We recognize that the longer-term solution for sustainably reducing migration in the region is to work with civil society, the private sector, governments, and international partners to address the underlying causes of migration. As part of this, we aim to implement a $4 billion, 4-year plan to confront corruption, enhance security, and foster prosperity in migrant-sending communities while ensuring these countries are investing in themselves.

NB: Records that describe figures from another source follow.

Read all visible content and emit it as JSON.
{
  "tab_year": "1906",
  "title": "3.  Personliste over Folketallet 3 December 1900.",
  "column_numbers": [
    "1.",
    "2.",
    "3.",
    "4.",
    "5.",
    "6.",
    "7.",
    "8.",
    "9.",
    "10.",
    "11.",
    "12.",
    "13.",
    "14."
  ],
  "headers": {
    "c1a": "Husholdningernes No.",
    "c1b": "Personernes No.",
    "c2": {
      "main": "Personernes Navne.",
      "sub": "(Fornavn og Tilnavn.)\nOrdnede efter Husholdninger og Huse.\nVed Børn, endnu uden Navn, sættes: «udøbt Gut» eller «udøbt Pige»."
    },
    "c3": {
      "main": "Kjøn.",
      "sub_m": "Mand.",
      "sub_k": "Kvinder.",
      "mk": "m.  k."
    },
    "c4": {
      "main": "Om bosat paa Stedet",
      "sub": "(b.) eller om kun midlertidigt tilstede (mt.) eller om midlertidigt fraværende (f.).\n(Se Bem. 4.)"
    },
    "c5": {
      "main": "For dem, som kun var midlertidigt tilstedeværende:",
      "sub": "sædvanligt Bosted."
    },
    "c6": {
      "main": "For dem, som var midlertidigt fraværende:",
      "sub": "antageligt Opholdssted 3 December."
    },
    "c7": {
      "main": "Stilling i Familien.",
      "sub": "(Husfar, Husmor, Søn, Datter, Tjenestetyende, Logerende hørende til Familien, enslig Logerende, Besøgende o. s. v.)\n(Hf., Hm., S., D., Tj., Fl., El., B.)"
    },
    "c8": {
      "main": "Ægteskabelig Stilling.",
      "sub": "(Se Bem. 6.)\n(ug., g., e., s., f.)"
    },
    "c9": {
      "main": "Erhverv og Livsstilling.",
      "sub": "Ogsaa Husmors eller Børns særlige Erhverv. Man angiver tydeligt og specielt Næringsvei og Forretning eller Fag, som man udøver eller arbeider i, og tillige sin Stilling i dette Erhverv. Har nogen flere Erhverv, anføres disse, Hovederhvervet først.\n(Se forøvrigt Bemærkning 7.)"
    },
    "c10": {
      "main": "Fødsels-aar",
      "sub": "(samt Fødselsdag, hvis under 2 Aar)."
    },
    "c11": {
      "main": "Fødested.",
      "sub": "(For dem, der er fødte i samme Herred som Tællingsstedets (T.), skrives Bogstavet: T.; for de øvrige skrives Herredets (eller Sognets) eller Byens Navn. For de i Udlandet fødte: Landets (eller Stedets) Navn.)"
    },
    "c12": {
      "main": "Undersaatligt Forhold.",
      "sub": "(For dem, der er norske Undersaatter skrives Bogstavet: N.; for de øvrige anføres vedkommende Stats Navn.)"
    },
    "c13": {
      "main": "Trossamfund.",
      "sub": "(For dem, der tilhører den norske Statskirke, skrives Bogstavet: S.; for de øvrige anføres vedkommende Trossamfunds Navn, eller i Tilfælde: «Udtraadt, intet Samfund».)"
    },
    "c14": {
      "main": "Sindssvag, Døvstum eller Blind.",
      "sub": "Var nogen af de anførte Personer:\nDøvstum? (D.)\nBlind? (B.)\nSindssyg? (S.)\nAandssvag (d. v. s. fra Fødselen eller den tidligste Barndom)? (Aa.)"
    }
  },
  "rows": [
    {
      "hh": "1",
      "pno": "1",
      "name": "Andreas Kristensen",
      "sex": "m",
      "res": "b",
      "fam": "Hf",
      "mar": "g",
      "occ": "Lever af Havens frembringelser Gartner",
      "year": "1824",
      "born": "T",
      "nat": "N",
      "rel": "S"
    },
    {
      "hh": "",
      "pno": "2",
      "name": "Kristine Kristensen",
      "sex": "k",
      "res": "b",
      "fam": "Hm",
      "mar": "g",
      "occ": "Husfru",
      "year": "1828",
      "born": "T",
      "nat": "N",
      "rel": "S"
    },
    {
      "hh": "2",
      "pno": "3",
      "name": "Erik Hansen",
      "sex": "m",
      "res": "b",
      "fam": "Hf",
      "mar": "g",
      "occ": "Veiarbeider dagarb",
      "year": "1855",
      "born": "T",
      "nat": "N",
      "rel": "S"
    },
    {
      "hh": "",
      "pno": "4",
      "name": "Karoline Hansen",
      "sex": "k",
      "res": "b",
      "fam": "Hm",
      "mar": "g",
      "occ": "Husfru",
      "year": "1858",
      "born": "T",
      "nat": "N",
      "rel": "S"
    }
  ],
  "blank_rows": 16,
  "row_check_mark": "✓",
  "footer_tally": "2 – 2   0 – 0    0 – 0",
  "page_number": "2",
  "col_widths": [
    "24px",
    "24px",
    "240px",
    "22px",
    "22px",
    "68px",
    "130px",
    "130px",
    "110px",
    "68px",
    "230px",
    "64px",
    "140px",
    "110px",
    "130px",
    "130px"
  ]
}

On December 12, USA Today wrote up the story of a Guatemalan migrant who missed getting into the United States by just a few months:

“I told her, ‘Listen, lately the U.S. government is giving children priority,” reminding his wife that her own brother had reached the U.S. with a son a few months before. “Immigration visits him twice a week. But they let him work in peace!”

[…]

When [Francisco] Sical and his daughter reached the El Paso border on May 31, 2019, after a 20-day journey north and five days detained by U.S. Customs and Border Protection, their fate was spelled out in English on paperwork handed them by a border agent:

You are an immigrant not in possession of a valid unexpired immigrant visa, reentry permit, border crossing card or other valid entry document required by the Immigration and Nationality Act.” The papers assigned father and daughter an “alien” number, used by the U.S. government to track immigrants, and listed an appointment to appear before a U.S. immigration judge at 8:30 a.m., on July 23, 2019, at the courthouse in Downtown El Paso.

Sical is now back in Guatemala, where he must find a way to repay the “microcredit” bank loan he used to pay his coyote.

The loan is mortgaged to his house, so he may lose his family’s house because he was lured towards the border loopholes created by Democrats and progressive judges.